As near- contemporaneous ASA scoring was mandatory for both anesthesiologist and surgeon during the study period, potential sources of bias (e.g. recall bias, selection bias) that may affect retrospective studies are much less likely in our study. There was a very small proportion of potential patients (264 patients, < 1%) who had missing anesthesiologist ASA scores. However, as addressed in Additional file 1, this is unlikely to be a major source of bias.
As our study only included patients who underwent elective surgery, its outcomes should not be generalized to emergency cases. Cardiac, burns, and transplant surgery patients were also excluded, and our results may not apply in these groups of patients. Finally, as this was a single center study, this may limit generalizability, particularly in centers where ASA scores impact financial reimbursements (which is not present in our center) or centers with significantly different care patterns or patient comorbidity profiles.

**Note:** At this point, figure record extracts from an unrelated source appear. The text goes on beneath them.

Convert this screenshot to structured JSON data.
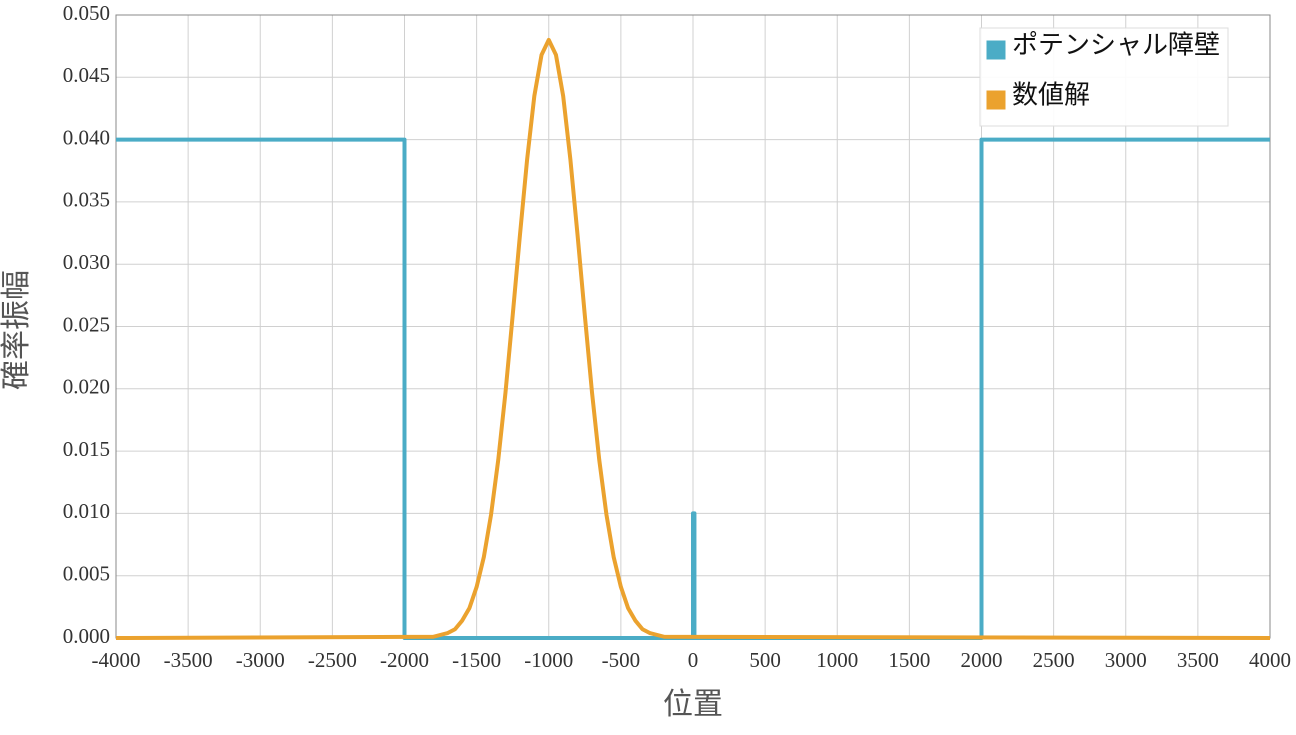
{
  "chart_data": {
    "type": "line",
    "xlabel": "位置",
    "ylabel": "確率振幅",
    "xlim": [
      -4000,
      4000
    ],
    "ylim": [
      0,
      0.05
    ],
    "xticks": [
      -4000,
      -3500,
      -3000,
      -2500,
      -2000,
      -1500,
      -1000,
      -500,
      0,
      500,
      1000,
      1500,
      2000,
      2500,
      3000,
      3500,
      4000
    ],
    "yticks": [
      {
        "value": 0,
        "label": "0.000"
      },
      {
        "value": 0.005,
        "label": "0.005"
      },
      {
        "value": 0.01,
        "label": "0.010"
      },
      {
        "value": 0.015,
        "label": "0.015"
      },
      {
        "value": 0.02,
        "label": "0.020"
      },
      {
        "value": 0.025,
        "label": "0.025"
      },
      {
        "value": 0.03,
        "label": "0.030"
      },
      {
        "value": 0.035,
        "label": "0.035"
      },
      {
        "value": 0.04,
        "label": "0.040"
      },
      {
        "value": 0.045,
        "label": "0.045"
      },
      {
        "value": 0.05,
        "label": "0.050"
      }
    ],
    "grid": true,
    "legend": "upper right",
    "series": [
      {
        "name": "ポテンシャル障壁",
        "color": "#4bacc6",
        "x": [
          -4000,
          -2000,
          -2000,
          0,
          0,
          10,
          10,
          2000,
          2000,
          4000
        ],
        "values": [
          0.04,
          0.04,
          0,
          0,
          0.01,
          0.01,
          0,
          0,
          0.04,
          0.04
        ]
      },
      {
        "name": "数値解",
        "color": "#eba22e",
        "x": [
          -4000,
          -1800,
          -1700,
          -1650,
          -1600,
          -1550,
          -1500,
          -1450,
          -1400,
          -1350,
          -1300,
          -1250,
          -1200,
          -1150,
          -1100,
          -1050,
          -1000,
          -950,
          -900,
          -850,
          -800,
          -750,
          -700,
          -650,
          -600,
          -550,
          -500,
          -450,
          -400,
          -350,
          -300,
          -200,
          4000
        ],
        "values": [
          0,
          0.0001,
          0.0004,
          0.0007,
          0.0014,
          0.0024,
          0.0041,
          0.0065,
          0.0099,
          0.0143,
          0.0197,
          0.0259,
          0.0323,
          0.0384,
          0.0435,
          0.0468,
          0.048,
          0.0468,
          0.0435,
          0.0384,
          0.0323,
          0.0259,
          0.0197,
          0.0143,
          0.0099,
          0.0065,
          0.0041,
          0.0024,
          0.0014,
          0.0007,
          0.0004,
          0.0001,
          0
        ]
      }
    ]
  }
}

4.3 Opportunities for future work
Our study data did not contain information that could individually identify the anesthesiologists or the surgeons assigning ASA scores. As such, we were unable to control for clinician factors that might have influenced the accuracy of the ASA score, such as level of training and seniority. Our information about comorbidities assessed by the clinicians, which directly impacts the ASA score, was limited to the anesthesiologists only (as there was no standardized assessment form for surgeon-assessed comorbidities during the period of study). Future analyses of ASA discordance may investigate these aspects further, to better understand the mechanisms of ASA discordance and other possible factors that influence it.

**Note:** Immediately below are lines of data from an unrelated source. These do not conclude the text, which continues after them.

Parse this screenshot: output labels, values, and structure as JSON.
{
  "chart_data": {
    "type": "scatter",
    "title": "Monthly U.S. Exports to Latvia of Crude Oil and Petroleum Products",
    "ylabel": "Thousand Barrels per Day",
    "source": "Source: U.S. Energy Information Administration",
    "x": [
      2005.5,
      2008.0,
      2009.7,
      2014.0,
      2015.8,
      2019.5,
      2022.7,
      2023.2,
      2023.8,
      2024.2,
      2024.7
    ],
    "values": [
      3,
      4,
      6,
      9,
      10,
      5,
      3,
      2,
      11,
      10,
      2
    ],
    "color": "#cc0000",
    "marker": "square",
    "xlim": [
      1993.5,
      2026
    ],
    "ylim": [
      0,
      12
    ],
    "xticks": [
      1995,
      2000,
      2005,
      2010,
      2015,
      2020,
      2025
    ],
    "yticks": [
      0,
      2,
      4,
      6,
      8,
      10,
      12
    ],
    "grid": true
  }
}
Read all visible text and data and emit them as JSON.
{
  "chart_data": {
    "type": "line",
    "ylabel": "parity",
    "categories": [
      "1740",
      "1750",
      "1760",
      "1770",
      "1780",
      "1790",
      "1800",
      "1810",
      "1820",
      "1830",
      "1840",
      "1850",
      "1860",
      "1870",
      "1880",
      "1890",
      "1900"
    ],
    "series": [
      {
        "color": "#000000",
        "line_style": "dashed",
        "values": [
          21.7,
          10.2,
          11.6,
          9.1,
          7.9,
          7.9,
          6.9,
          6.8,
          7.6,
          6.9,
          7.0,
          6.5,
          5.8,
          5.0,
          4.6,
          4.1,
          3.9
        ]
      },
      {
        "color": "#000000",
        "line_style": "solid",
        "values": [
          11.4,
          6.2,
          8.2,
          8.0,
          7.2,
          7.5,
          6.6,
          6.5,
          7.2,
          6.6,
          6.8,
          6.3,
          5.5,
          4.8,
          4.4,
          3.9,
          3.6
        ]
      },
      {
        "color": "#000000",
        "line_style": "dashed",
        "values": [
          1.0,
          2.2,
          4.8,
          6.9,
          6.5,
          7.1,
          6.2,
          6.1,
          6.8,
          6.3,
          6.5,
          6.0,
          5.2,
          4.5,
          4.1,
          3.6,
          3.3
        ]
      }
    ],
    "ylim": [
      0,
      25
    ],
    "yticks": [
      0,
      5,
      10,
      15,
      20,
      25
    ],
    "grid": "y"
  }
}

The association of discordant ASA scores with adverse patient outcomes is a cause for concern. Besides further education and reinforcement of standard ASA examples, there may be a need for quality improvement studies to determine if specific conditions require more detailed or contextualized examples within the institution. Discordant ASA scores may be a red flag for missed comorbidities or interval development of new comorbidities, and mandatory cross-specialty review in ASA discordant cases is a potential intervention to ensure that patients are accurately assessed and appropriately prepared for surgery.